Ultimately, it is possible that in the near future, GenAI platforms will
eventually have safe-harbors similar to DMCA and users of these tools (prompt
engineers) will be responsible for fair-use, permission, and attribution. There will be regulation around identification and provenance of a AI generated content. i.e.
content with substantially less human input, also allowing one to add a back-pointers for their commercial uses of GenAI content.

What happens on the training side when the platform generates a profit? Should creators get paid for training on their content?

The creator and the copyright holder is afforded certain rights like publish and distribute, as well as adapt. One could argue that these rights are violated for commercial benefit.

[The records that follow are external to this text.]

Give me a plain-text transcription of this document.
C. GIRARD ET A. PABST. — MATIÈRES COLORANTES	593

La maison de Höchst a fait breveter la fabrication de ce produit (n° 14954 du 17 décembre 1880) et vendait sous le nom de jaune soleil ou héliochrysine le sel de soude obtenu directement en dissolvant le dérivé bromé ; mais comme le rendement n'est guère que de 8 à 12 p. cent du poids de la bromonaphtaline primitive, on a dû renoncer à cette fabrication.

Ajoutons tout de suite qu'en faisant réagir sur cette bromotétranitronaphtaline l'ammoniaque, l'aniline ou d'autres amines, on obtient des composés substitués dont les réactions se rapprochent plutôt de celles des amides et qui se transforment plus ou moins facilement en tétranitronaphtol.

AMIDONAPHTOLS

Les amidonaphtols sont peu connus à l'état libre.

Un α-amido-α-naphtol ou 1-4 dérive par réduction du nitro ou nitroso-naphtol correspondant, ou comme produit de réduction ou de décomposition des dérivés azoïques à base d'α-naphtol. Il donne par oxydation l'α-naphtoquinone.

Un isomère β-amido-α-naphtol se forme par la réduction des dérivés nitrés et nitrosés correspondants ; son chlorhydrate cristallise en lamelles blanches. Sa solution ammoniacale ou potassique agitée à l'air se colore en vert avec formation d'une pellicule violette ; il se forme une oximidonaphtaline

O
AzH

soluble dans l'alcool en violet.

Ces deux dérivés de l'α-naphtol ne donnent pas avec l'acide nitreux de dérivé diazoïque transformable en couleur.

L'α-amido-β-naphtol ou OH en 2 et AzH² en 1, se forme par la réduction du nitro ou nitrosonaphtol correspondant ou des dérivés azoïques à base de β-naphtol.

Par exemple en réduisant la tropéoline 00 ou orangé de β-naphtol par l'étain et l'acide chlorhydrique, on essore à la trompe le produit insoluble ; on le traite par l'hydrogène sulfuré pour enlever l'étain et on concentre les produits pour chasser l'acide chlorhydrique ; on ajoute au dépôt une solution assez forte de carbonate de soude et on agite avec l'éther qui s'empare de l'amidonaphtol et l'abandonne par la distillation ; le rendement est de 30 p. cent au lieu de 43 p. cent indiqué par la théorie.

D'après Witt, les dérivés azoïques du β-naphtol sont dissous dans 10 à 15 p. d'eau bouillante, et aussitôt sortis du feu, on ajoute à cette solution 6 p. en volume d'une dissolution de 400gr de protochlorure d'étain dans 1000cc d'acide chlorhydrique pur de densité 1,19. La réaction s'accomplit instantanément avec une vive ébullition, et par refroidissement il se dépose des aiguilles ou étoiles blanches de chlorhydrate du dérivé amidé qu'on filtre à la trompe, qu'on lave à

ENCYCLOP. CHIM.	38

Training in itself is intangible. A derivative or transformative work is only created on inference, when the output is actually produced.

Given the core philosophy of balancing for progress, I believe that the lines will get redrawn. My prediction is that courts will cry foul over taking content behind paywall as its licensing terms will be scoped to limited usage, but openly accessible content will be allowed to be crawled and ingested, so long as they are not substantially reproduced. There will be regulation on practices around transparency and provenance.

Like with DMCA, the liability for sharing copyright violating content will fall on the GenAI user. Note, however, that generating copyrighted content through AI is not infringement, it is only if you publish or share the work.